Even so, tightening policy now would be “premature” and threaten the economic recovery, she said, adding that it is “too early” to slow the bank’s monthly bond purchases.
Out of its original €1.85-trillion budget to buy government and corporate bonds, the ECB still has about €700 billion to spend through at least March 2022.
The bank raised its 2022 inflation forecast from 1.5 percent to its target 1.9 percent but says the pace will slow to 1.4 percent next year as energy prices weaken.
Core consumer prices, which exclude food and energy, are rising at only 1.1 percent this year, “far away” from the ECB’s 2-percent trigger, Lagarde pointed out, adding that the bank sees “a slight movement upward” in prices that the bank will “closely monitor.”
The bank also raised its Eurozone growth forecast to 4.6 percent this year and 4.7 percent in 2022. It left its 2023 forecast of 2.1-percent growth unchanged.
Previously, the bank had said economic risk was “tilted to the downside:” now it calls the risk “balanced.”

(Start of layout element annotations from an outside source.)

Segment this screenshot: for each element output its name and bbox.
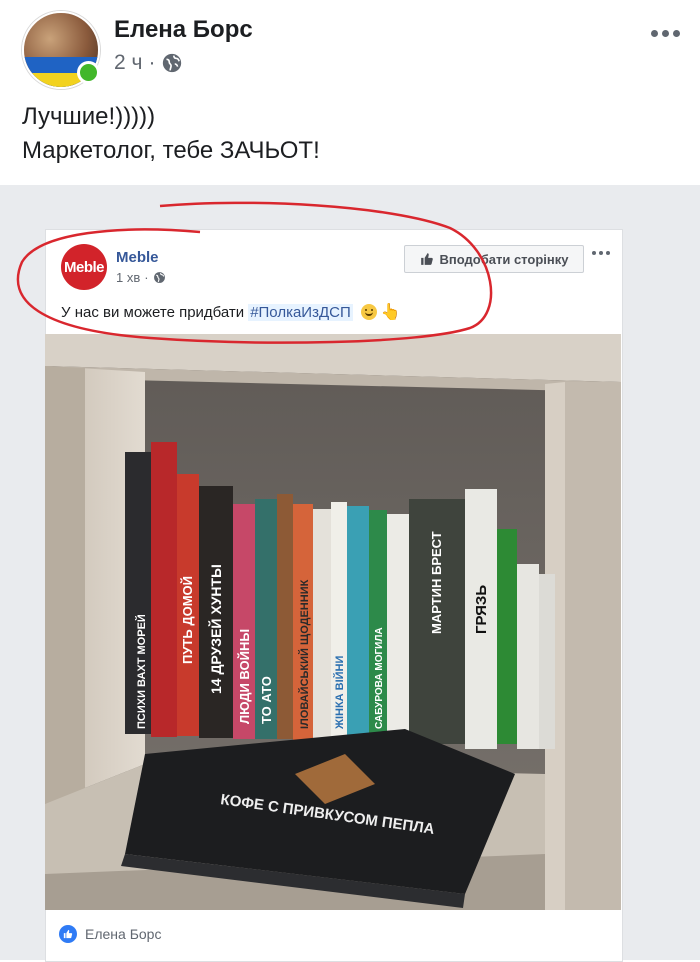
globe-icon xyxy=(163,53,182,73)
hashtag-link[interactable]: #ПолкаИзДСП xyxy=(248,303,353,321)
meta-separator: · xyxy=(144,270,149,285)
globe-icon xyxy=(153,272,165,283)
dot-icon xyxy=(662,30,669,37)
dot-icon xyxy=(592,251,596,255)
reaction-name[interactable]: Елена Борс xyxy=(85,926,161,942)
post-options-button[interactable] xyxy=(651,30,680,37)
thumbs-up-icon xyxy=(63,929,73,939)
like-page-button[interactable]: Вподобати сторінку xyxy=(404,245,584,273)
book-title: ЛЮДИ ВОЙНЫ xyxy=(237,629,252,724)
post-author-name[interactable]: Елена Борс xyxy=(114,16,253,44)
pointing-hand-emoji-icon: 👆 xyxy=(380,304,401,321)
meta-separator: · xyxy=(148,51,156,74)
like-page-label: Вподобати сторінку xyxy=(439,251,569,267)
book-title: ТО АТО xyxy=(259,676,274,724)
meble-logo[interactable]: Meble xyxy=(61,244,107,290)
book-title: ЖІНКА ВІЙНИ xyxy=(333,655,346,730)
shared-options-button[interactable] xyxy=(592,251,610,255)
shelf-photo[interactable]: ПСИХИ ВАХТ МОРЕЙ ПУТЬ ДОМОЙ 14 ДРУЗЕЙ ХУ… xyxy=(45,334,621,910)
book-title: 14 ДРУЗЕЙ ХУНТЫ xyxy=(207,564,224,694)
bookshelf-image: ПСИХИ ВАХТ МОРЕЙ ПУТЬ ДОМОЙ 14 ДРУЗЕЙ ХУ… xyxy=(45,334,621,910)
dot-icon xyxy=(673,30,680,37)
book-title: ПСИХИ ВАХТ МОРЕЙ xyxy=(135,614,148,729)
shared-post-text-body: У нас ви можете придбати xyxy=(61,303,245,321)
dot-icon xyxy=(606,251,610,255)
reaction-bar: Елена Борс xyxy=(45,910,621,958)
shared-page-name[interactable]: Meble xyxy=(116,249,159,266)
like-reaction-icon xyxy=(59,925,77,943)
book-title: ІЛОВАЙСЬКИЙ ЩОДЕННИК xyxy=(298,579,311,729)
shared-post-meta: 1 хв · xyxy=(116,270,166,285)
shared-post-time: 1 хв xyxy=(116,270,141,285)
post-text: Лучшие!))))) Маркетолог, тебе ЗАЧЬОТ! xyxy=(22,100,320,168)
dot-icon xyxy=(599,251,603,255)
thumbs-up-icon xyxy=(420,253,433,265)
post-meta: 2 ч · xyxy=(114,51,183,75)
post-time[interactable]: 2 ч xyxy=(114,51,142,75)
shared-post-text: У нас ви можете придбати #ПолкаИзДСП 👆 xyxy=(61,302,401,322)
online-status-indicator xyxy=(77,61,100,84)
book-title: МАРТИН БРЕСТ xyxy=(429,531,444,634)
post-text-line2: Маркетолог, тебе ЗАЧЬОТ! xyxy=(22,137,320,164)
smile-emoji-icon xyxy=(360,304,377,320)
dot-icon xyxy=(651,30,658,37)
post-text-line1: Лучшие!))))) xyxy=(22,103,156,130)
book-title: ПУТЬ ДОМОЙ xyxy=(180,576,195,664)
book-title: ГРЯЗЬ xyxy=(473,585,490,634)
book-title: САБУРОВА МОГИЛА xyxy=(374,627,385,729)
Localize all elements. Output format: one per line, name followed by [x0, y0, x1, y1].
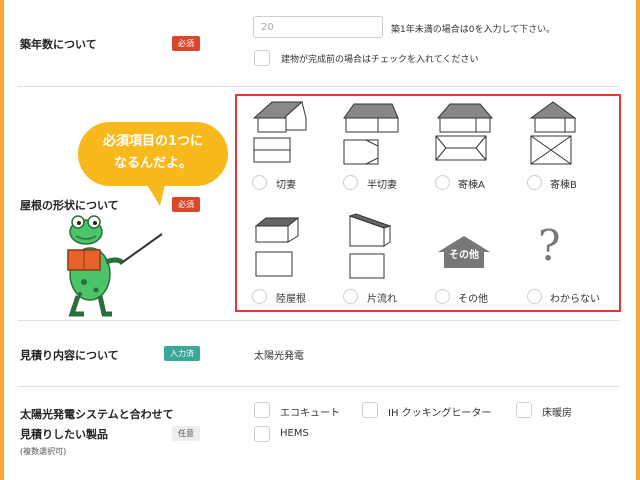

TREND FORECAST: We forecast inflation rates will climb beyond their made-up 2 percent range which will, in future months, pressure the ECB to move interest rates into positive territory. Should the ECB interest rate hit near the 1 percent range and their quantitative corporate/government bond-buying scheme decelerate, it will sink the EU into recession.
Until that time, the ECB and Eurozone nations will continue to pump money into the economies to inflate GDP growth.